Mahindra has been signing up guesthouses across India; from havellis (large houses with an enclosed courtyard) in the north, to plantation mansions in the south. A week later, I sample what sort of experience they have to offer in the nation’s capital. My taxi pulls up outside a rather unwelcoming gate in the lively (read noisy and polluted) Delhi suburb of South Extension II. A man in a vest shambles out. I’m about to tell the driver to forget it when we glean from Man A that we have found the back door.

At the front, a slightly better attired gentleman eyes me cautiously and tells me he has no rooms. After some effort, we establish that I do indeed have a reservation and he shows me to an unprepossessing room with twin single beds. Someone has gone to fetch the owner. In the meantime, Man B stands in the doorway, trapping me in the room. I feel the urge to go home (not so far-fetched: I live about a 10-minute taxi ride away), but my escape is foiled by the owner, Sunil Saigal, who greets me with an outstretched hand.

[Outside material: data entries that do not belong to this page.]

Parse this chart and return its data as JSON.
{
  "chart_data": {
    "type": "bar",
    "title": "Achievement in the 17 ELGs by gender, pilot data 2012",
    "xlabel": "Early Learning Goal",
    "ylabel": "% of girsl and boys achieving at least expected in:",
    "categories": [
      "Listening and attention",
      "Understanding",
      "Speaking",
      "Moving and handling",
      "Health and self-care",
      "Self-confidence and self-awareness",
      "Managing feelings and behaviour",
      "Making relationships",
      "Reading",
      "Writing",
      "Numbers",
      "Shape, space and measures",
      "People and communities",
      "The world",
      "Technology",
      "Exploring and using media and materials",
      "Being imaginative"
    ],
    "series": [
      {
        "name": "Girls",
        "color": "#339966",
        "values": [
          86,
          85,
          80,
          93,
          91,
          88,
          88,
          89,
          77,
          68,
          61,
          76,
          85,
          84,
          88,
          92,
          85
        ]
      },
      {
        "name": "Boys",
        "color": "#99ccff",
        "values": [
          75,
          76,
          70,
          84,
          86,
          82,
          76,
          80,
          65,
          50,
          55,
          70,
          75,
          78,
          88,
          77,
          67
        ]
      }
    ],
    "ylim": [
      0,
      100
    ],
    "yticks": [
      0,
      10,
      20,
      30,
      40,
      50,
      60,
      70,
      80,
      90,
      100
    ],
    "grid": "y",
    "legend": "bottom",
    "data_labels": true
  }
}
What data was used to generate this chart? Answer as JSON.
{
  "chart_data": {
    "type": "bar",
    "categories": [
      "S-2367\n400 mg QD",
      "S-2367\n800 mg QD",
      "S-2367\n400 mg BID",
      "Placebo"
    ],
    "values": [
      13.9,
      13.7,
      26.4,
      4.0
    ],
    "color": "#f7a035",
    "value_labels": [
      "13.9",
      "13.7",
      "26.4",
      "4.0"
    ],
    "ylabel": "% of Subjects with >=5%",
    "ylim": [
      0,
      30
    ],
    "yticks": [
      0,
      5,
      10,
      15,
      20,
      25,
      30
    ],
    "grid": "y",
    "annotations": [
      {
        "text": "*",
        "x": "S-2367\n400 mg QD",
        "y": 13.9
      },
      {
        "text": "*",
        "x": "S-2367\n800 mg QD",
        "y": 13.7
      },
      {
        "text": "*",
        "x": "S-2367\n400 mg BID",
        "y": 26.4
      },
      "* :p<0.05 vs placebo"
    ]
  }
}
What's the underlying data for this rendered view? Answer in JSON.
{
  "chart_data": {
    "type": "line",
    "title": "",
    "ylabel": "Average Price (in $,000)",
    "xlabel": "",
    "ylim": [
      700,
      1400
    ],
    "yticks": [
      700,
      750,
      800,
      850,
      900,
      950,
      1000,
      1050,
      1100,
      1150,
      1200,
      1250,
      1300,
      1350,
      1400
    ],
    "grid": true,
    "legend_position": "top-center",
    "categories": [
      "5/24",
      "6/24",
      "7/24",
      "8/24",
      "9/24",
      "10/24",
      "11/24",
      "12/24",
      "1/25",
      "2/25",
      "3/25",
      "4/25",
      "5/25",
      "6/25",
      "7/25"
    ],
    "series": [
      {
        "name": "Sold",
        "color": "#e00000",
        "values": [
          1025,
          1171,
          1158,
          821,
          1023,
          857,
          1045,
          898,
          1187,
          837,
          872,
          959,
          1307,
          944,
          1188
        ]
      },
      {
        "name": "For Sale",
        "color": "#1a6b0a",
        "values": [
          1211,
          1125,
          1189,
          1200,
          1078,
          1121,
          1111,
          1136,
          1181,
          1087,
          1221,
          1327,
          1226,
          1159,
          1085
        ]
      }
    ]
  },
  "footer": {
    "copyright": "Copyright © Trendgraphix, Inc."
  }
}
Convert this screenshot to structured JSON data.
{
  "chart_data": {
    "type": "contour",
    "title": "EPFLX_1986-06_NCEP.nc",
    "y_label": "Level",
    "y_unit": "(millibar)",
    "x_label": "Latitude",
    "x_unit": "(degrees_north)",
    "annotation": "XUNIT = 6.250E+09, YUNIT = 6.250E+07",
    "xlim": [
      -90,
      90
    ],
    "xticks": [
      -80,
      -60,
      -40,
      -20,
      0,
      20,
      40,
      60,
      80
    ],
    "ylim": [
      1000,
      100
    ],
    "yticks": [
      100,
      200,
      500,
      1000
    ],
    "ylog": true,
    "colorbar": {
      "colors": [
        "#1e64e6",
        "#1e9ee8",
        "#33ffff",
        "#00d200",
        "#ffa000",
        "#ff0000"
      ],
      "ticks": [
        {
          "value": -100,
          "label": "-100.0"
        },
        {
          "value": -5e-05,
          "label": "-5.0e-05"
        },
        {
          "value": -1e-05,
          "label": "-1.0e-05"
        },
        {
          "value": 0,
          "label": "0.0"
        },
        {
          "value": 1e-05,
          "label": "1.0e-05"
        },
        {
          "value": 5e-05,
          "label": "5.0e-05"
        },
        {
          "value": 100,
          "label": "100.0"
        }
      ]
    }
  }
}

We sit down, I start to say hello and Man B interrupts to demand my passport. Then my name. Then my address in the UK. Then a signature.

Mr Saigal shows me around and I note that everyone else has nicer rooms than I do. Downstairs, he explains that the guests come and go in the evenings but there is usually someone in the main living room.

I seize the opportunity to escape for a few hours to take a stroll in the nearby Deer Park and the craft shops of Hauz Khas village, but it is apparently Lord Shiva’s birthday and half of them are closed. Muttering darkly about this being just the sort of local knowledge the Mahindra hosts are supposed to have at their fingertips, I return to my room, eyeing the narrow single beds balefully and planning to hunker down until I can escape at dawn. I call my wife. ‘Don’t be stupid. Go out and see who is there. You’ll enjoy it,’ she tells me crossly.

Reluctantly, I venture out. Mr Saigal is sitting in an armchair against the wall with a cigarette in one hand and a tumbler of whisky in the other. A bottle is fetched and a glass for me. More people appear, including a Norwegian woman dressed in a salwar kameez and Sunil’s brother, Raman. Then Mrs Saigal - Rashmi - ambles in. At some point, a businessman arrives; he does something in television. More whisky appears. They are all lovely. I learn many things, then promptly forget them. If the idea is to give guests a flavour of the real India, it is working - the flavour is whisky.

It is gone 1.30am when I grope blearily for the door handle and discover that I am physically incapable of forming letters on the page of my notebook. All I can remember is that at some point in the evening I agreed to buy a car. I have no idea what sort though, if pushed, I would guess that it was probably pink.